Hyde Schedules Wednesday Hearing

on Security Threat from Stolen Passports

 

BACKGROUND: Growing links between terrorist activities and the use of stolen or fraudulent travel documents prompted INTERPOL in 2002 to create an international database of fraud cases to assist law enforcement efforts. Ministers of the Group of Eight (G-8) have endorsed this stolen travel documents database, and the United States has also announced its participation. A report prepared by the Department of Homeland Security (DHS) Inspector General (An Evaluation of the Security Implications of the Visa Waiver Program) found that collection of data – both at home and abroad - on lost and stolen passports is not proactive, uniform, or disseminated in an organized manner.
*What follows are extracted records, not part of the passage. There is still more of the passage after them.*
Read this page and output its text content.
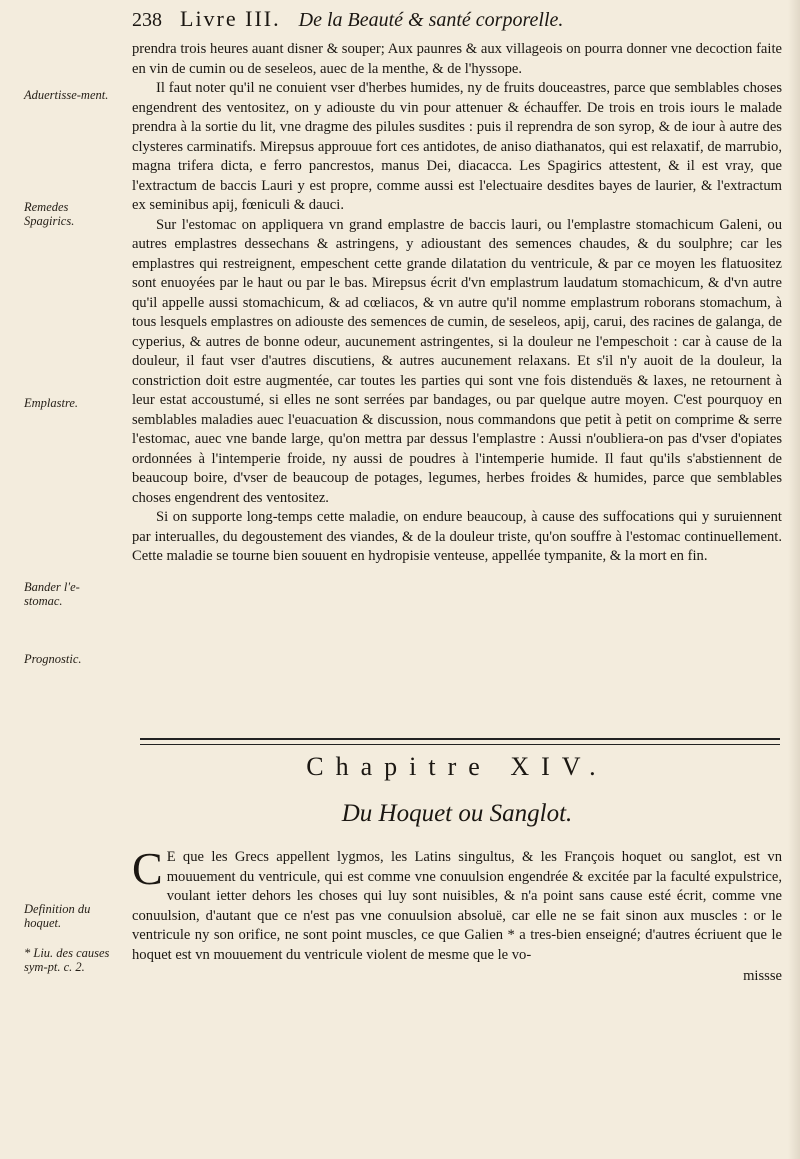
238 Livre III. De la Beauté & santé corporelle.
Aduertisse-ment.
Remedes Spagirics.
Emplastre.
Bander l'e-stomac.
Prognostic.
Definition du hoquet.
* Liu. des causes sym-pt. c. 2.

prendra trois heures auant disner & souper; Aux paunres & aux villageois on pourra donner vne decoction faite en vin de cumin ou de seseleos, auec de la menthe, & de l'hyssope.

Il faut noter qu'il ne conuient vser d'herbes humides, ny de fruits douceastres, parce que semblables choses engendrent des ventositez, on y adiouste du vin pour attenuer & échauffer. De trois en trois iours le malade prendra à la sortie du lit, vne dragme des pilules susdites : puis il reprendra de son syrop, & de iour à autre des clysteres carminatifs. Mirepsus approuue fort ces antidotes, de aniso diathanatos, qui est relaxatif, de marrubio, magna trifera dicta, e ferro pancrestos, manus Dei, diacacca. Les Spagirics attestent, & il est vray, que l'extractum de baccis Lauri y est propre, comme aussi est l'electuaire desdites bayes de laurier, & l'extractum ex seminibus apij, fœniculi & dauci.

Sur l'estomac on appliquera vn grand emplastre de baccis lauri, ou l'emplastre stomachicum Galeni, ou autres emplastres dessechans & astringens, y adioustant des semences chaudes, & du soulphre; car les emplastres qui restreignent, empeschent cette grande dilatation du ventricule, & par ce moyen les flatuositez sont enuoyées par le haut ou par le bas. Mirepsus écrit d'vn emplastrum laudatum stomachicum, & d'vn autre qu'il appelle aussi stomachicum, & ad cœliacos, & vn autre qu'il nomme emplastrum roborans stomachum, à tous lesquels emplastres on adiouste des semences de cumin, de seseleos, apij, carui, des racines de galanga, de cyperius, & autres de bonne odeur, aucunement astringentes, si la douleur ne l'empeschoit : car à cause de la douleur, il faut vser d'autres discutiens, & autres aucunement relaxans. Et s'il n'y auoit de la douleur, la constriction doit estre augmentée, car toutes les parties qui sont vne fois distenduës & laxes, ne retournent à leur estat accoustumé, si elles ne sont serrées par bandages, ou par quelque autre moyen. C'est pourquoy en semblables maladies auec l'euacuation & discussion, nous commandons que petit à petit on comprime & serre l'estomac, auec vne bande large, qu'on mettra par dessus l'emplastre : Aussi n'oubliera-on pas d'vser d'opiates ordonnées à l'intemperie froide, ny aussi de poudres à l'intemperie humide. Il faut qu'ils s'abstiennent de beaucoup boire, d'vser de beaucoup de potages, legumes, herbes froides & humides, parce que semblables choses engendrent des ventositez.

Si on supporte long-temps cette maladie, on endure beaucoup, à cause des suffocations qui y suruiennent par interualles, du degoustement des viandes, & de la douleur triste, qu'on souffre à l'estomac continuellement. Cette maladie se tourne bien souuent en hydropisie venteuse, appellée tympanite, & la mort en fin.

Chapitre XIV.
Du Hoquet ou Sanglot.

C E que les Grecs appellent lygmos, les Latins singultus, & les François hoquet ou sanglot, est vn mouuement du ventricule, qui est comme vne conuulsion engendrée & excitée par la faculté expulstrice, voulant ietter dehors les choses qui luy sont nuisibles, & n'a point sans cause esté écrit, comme vne conuulsion, d'autant que ce n'est pas vne conuulsion absoluë, car elle ne se fait sinon aux muscles : or le ventricule ny son orifice, ne sont point muscles, ce que Galien * a tres-bien enseigné; d'autres écriuent que le hoquet est vn mouuement du ventricule violent de mesme que le vo-

missse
The lack of international standardization in passport numbering systems complicates the ability to identify people using stolen country passports worldwide.

 

WHAT: Committee on International Relations hearing: Stolen Passports:  A Terrorist’s First Class Ticket

 

WHEN: 10:30 a.m., Wednesday, June 23, 2004

 

WHERE: Room 2172 Rayburn House Office Building

 

WITNESSES: Clark Kent Ervin, Inspector General, U.S. Department of Homeland Security; Frank Moss, Deputy Assistant Secretary for Passport Services, Bureau for Consular Services, U.S. Department of State; and James M. Sullivan, Director, U.S. National Central Bureau, INTERPOL Criminal Police Association, U.S. Department of Justice.